Learning to Write

Posted by Annie on Jan 30, 2007 in Activity, Education |

I’ve been a little concerned over my son’s writing skills lately. So, what do I do? I revert back to my typical schooled methods (employed by public schools across the nation) and purchased a Writing workbook from Mc Graw Hill.

As a self-proclaimed unorthodox child-lead homeschooler, I am not proud of myself. There has to be a better way than struggling with a child who resists any kind of tradional schooling methods.

My friend and colleague, Diane Flynn Keith editor of Homefire ~ The Journal of Homeschooling Online had a couple of terrific ideas that had never occured to me. Diane recommends using real-life situations to assist students in mastering essential skills such as writing.

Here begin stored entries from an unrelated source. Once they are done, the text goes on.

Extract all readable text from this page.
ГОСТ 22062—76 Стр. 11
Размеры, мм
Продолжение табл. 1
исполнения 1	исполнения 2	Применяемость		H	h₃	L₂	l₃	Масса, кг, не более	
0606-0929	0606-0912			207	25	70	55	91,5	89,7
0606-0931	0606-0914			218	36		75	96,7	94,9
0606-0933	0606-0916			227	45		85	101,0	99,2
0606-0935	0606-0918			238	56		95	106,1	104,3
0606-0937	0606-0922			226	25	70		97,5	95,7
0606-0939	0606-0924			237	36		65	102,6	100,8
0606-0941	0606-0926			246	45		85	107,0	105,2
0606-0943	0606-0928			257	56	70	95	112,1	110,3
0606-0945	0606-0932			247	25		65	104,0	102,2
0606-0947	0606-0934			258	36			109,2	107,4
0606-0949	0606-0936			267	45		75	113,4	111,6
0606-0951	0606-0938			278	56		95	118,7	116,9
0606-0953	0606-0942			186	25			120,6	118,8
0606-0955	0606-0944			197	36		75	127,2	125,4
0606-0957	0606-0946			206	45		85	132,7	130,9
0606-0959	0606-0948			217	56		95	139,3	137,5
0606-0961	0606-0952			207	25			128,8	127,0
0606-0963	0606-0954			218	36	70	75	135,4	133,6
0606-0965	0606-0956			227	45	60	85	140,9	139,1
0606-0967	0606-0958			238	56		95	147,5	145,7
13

My ten-year-old son hates to write, though when pressed he prints very well. Getting him to do so willingly is the hard part. Diane recommends giving the child the task of taking down phone messages off the answering machine. Just as you would pay a secretary to answer the phone and take messages, you can agree to pay your child a small amount to faithful perform this task. Pay your child enough to encourage him or her to want to do the task and do it well, but not so much that it breaks the bank doing so. (Maybe .10 or .25 per message.)

If you send out a lot of mail, have your child address each package or envelope. Instead of using labels for your return address, have your child practice writing by printing out the return address on the envelopes.

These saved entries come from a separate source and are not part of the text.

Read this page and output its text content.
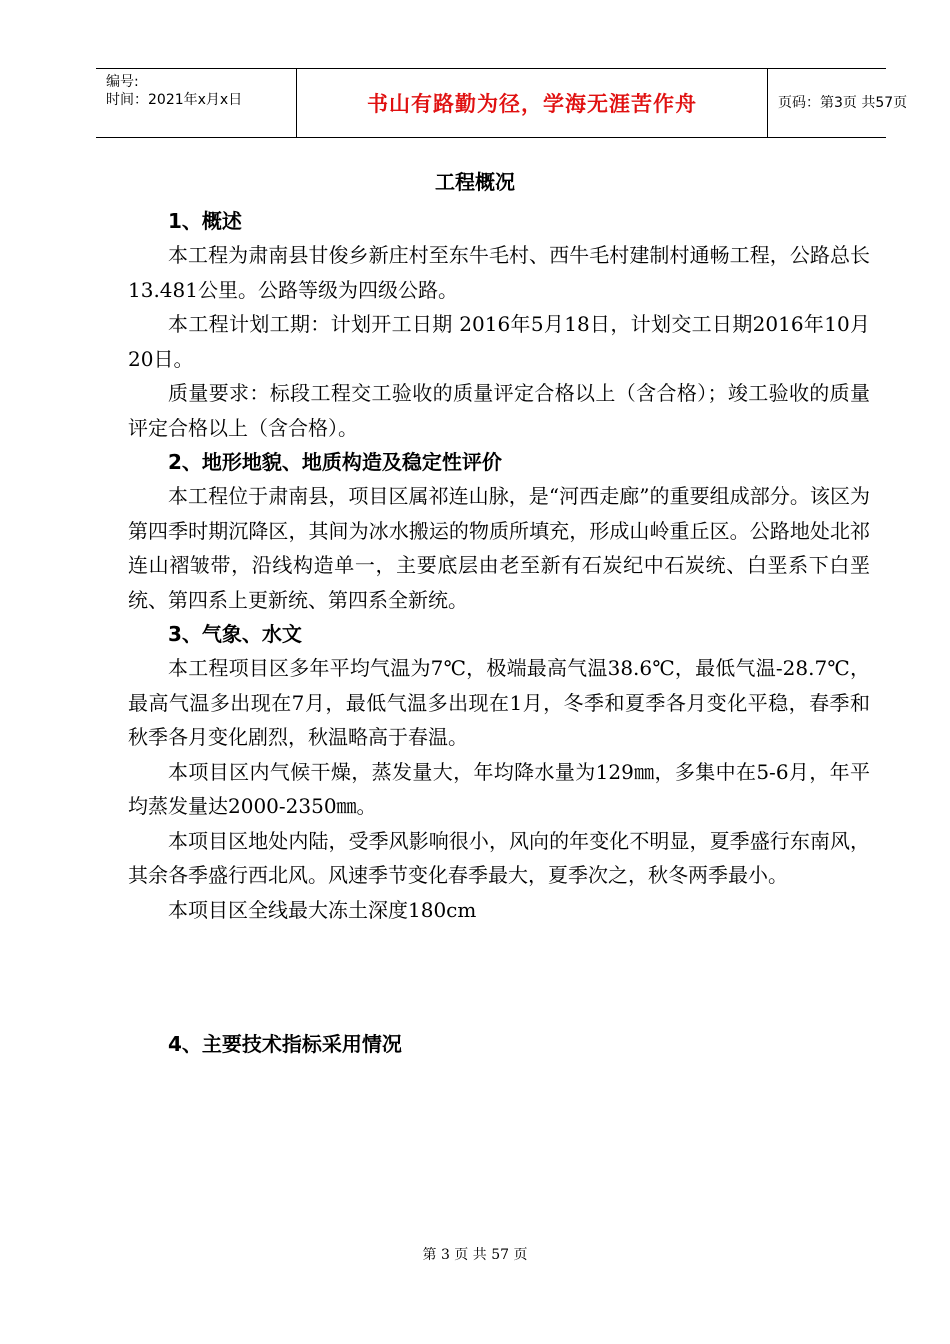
编号:
时间：2021年x月x日	书山有路勤为径，学海无涯苦作舟	页码：第3页 共57页
工程概况
1、概述

本工程为肃南县甘俊乡新庄村至东牛毛村、西牛毛村建制村通畅工程，公路总长13.481公里。公路等级为四级公路。

本工程计划工期：计划开工日期 2016年5月18日，计划交工日期2016年10月20日。

质量要求：标段工程交工验收的质量评定合格以上（含合格）；竣工验收的质量评定合格以上（含合格）。

2、地形地貌、地质构造及稳定性评价

本工程位于肃南县，项目区属祁连山脉，是“河西走廊”的重要组成部分。该区为第四季时期沉降区，其间为冰水搬运的物质所填充，形成山岭重丘区。公路地处北祁连山褶皱带，沿线构造单一，主要底层由老至新有石炭纪中石炭统、白垩系下白垩统、第四系上更新统、第四系全新统。

3、气象、水文

本工程项目区多年平均气温为7℃，极端最高气温38.6℃，最低气温-28.7℃，最高气温多出现在7月，最低气温多出现在1月，冬季和夏季各月变化平稳，春季和秋季各月变化剧烈，秋温略高于春温。

本项目区内气候干燥，蒸发量大，年均降水量为129㎜，多集中在5-6月，年平均蒸发量达2000-2350㎜。

本项目区地处内陆，受季风影响很小，风向的年变化不明显，夏季盛行东南风，其余各季盛行西北风。风速季节变化春季最大，夏季次之，秋冬两季最小。

本项目区全线最大冻土深度180cm

4、主要技术指标采用情况
第 3 页 共 57 页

A dry erase message board on the fridge for family messages, appointments or keeping track of where everyone is at any given time, is also a helpful way for your child to develop good written communication skills and not tax his or her patience in the process.

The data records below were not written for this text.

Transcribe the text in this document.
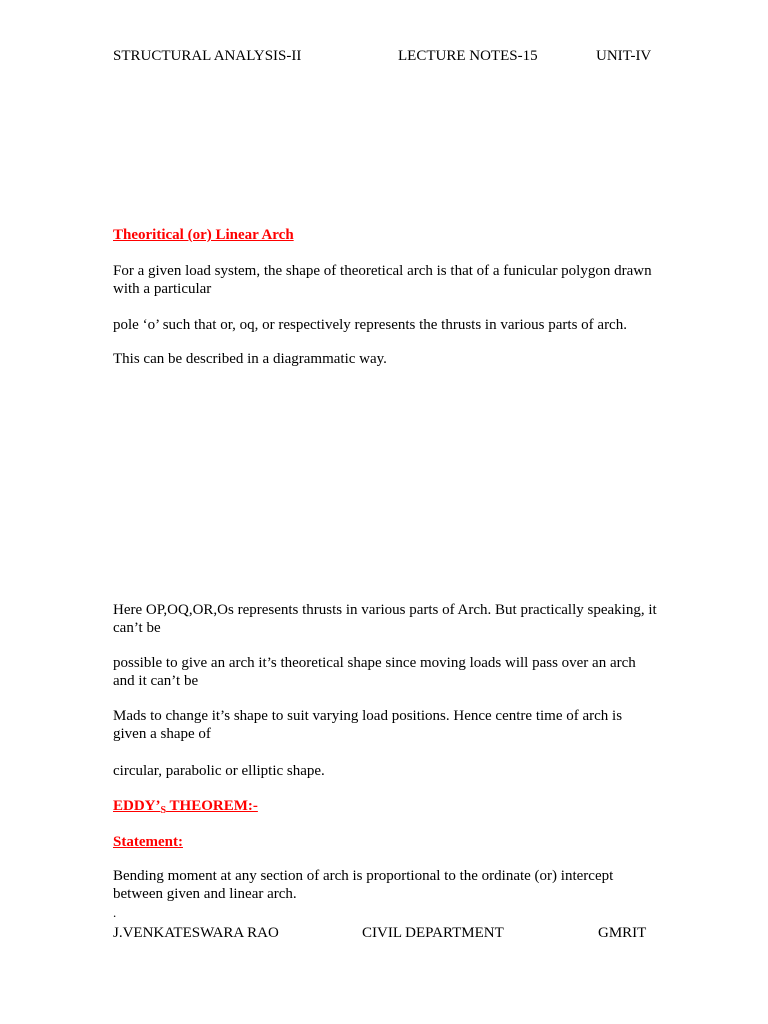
STRUCTURAL ANALYSIS-II	LECTURE NOTES-15	UNIT-IV
Theoritical (or) Linear Arch
For a given load system, the shape of theoretical arch is that of a funicular polygon drawn with a particular
pole ‘o’ such that or, oq, or respectively represents the thrusts in various parts of arch.
This can be described in a diagrammatic way.
Here OP,OQ,OR,Os represents thrusts in various parts of Arch. But practically speaking, it can’t be
possible to give an arch it’s theoretical shape since moving loads will pass over an arch and it can’t be
Mads to change it’s shape to suit varying load positions. Hence centre time of arch is given a shape of
circular, parabolic or elliptic shape.
$EDDY’_S$ THEOREM:-
Statement:
Bending moment at any section of arch is proportional to the ordinate (or) intercept between given and linear arch.
.
J.VENKATESWARA RAO	CIVIL DEPARTMENT	GMRIT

When she was telling me about her ideas, I remembered that when my children (now in their late 20’s) would reach the age of 12, I had each of them pay our bills for an entire month. They would write out each check, prepare the envelopes and record each check in our check register. At tax time, one child (a different one each year) would get to help prepare them. You can even prepare dummy tax returns for them to complete.

For those with children who will tolerate writing practice I’ve included some helpful links below. The main rule of thumb that should be observed is that if a child is more than a little resistant, either you are not using the right approach or your child might not yet be ready for the skills you would like to teach. It’s best to put the items away and try again at a later date.